The Internet glorification of the Hitlerite era takes on a sinister connotation as Neo-Nazi parties enjoy a dramatic political resurgence in many parts of Europe, less than seven decades after the end of the Holocaust.
In Budapest, in what World Jewish Congress President Ronald S. Lauder has termed “a historical travesty,” leaders of the reactionary Jobbik party have just unveiled a statue of Miklos Horthy, the rabidly anti-Semitic regent of Hungary throughout most of World War II on whose watch 440,000 Jews were deported to Auschwitz and other Nazi concentration camps, most never to return.
Meanwhile, the New York chapter of Greece’s neo-Nazi Golden Dawn party does not even bother to camouflage its toxic bigotry. A recent article posted on its website alleges not only that “the Jews were so comfortable in recent decades with the corrupt political system and it served their interests perfectly,” but that “the American Zionists … will do anything, no matter how unethical or illegal.”
Less than three weeks ago, the World Jewish Congress asked Amazon to delete publications that deny the Holocaust or promote white supremacy from its listings.
“No one should profit from the sale of such vile and offensive hate literature,” WJC CEO Robert Singer wrote in a letter to Amazon CEO Jeff Bezos. “Many Holocaust survivors are deeply offended by the fact that the world’s largest online retailer is making money from selling such material.”

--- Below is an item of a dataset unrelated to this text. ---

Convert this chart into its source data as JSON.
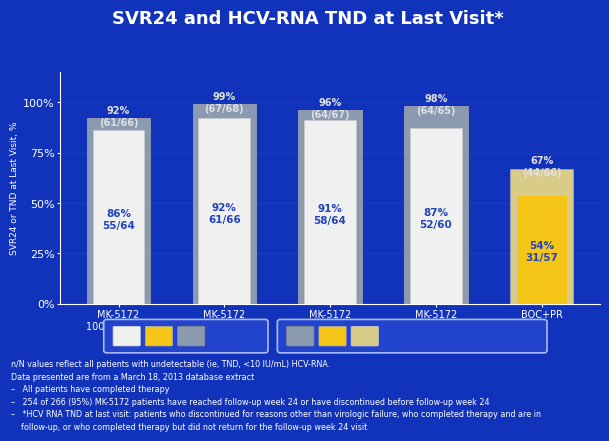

To date, Bezos has not responded, and the books in question remain readily available.
Both Germany and France have laws that prohibit the public display, and hence public sale, of Nazi uniforms and insignia.
While the merchandising of Nazi garbage is not illegal in this country, it’s nonetheless, in the words of British Minister of Culture Ed Valzey, a “vile and repulsive trade.”
Trafficking in the vestiges of genocide is even more abhorrent.
In 2012, Stephen Williams, a Liberal Democratic Member of Parliament from the south-western English city of Bristol, was taken aback when he came across Lot No. 212 on the website of Dreweatts, a British auction house, described as, “A Highly Emotive Third Reich Period ‘J’ Marked Deutsches Reich Reise-Pass [German Reich travel passport] for Hugo & Ida Leser.”
Also for sale were “a Jude armband and Star of David cloth insignia.”
Williams observed on his blog that, “Someone has now paid £360 for the items that were presumably stripped from Hugo and Ida before they were murdered by the Nazis.”
“If people want to see these items,” Williams continued, “then a museum is where you should go, not an auction house in Bristol.”
Williams is, of course, right.
Holocaust-era artifacts belong in museums or archives where they can help educate about the consequences of unfettered evil run amok. They are neither curiosities nor freak objects to be exploited and trivialized for anyone’s enrichment or prurient amusement.
Simply put, for anyone to profiteer from the sale of items that evoke the most horrific human suffering in history is obscene. Those who do so must be publicly exposed and socially ostracized as unscrupulous bottom feeders.
(Menachem Z. Rosensaft teaches about the law of genocide and war crimes trials at the law schools of Columbia, Cornell and Syracuse universities.)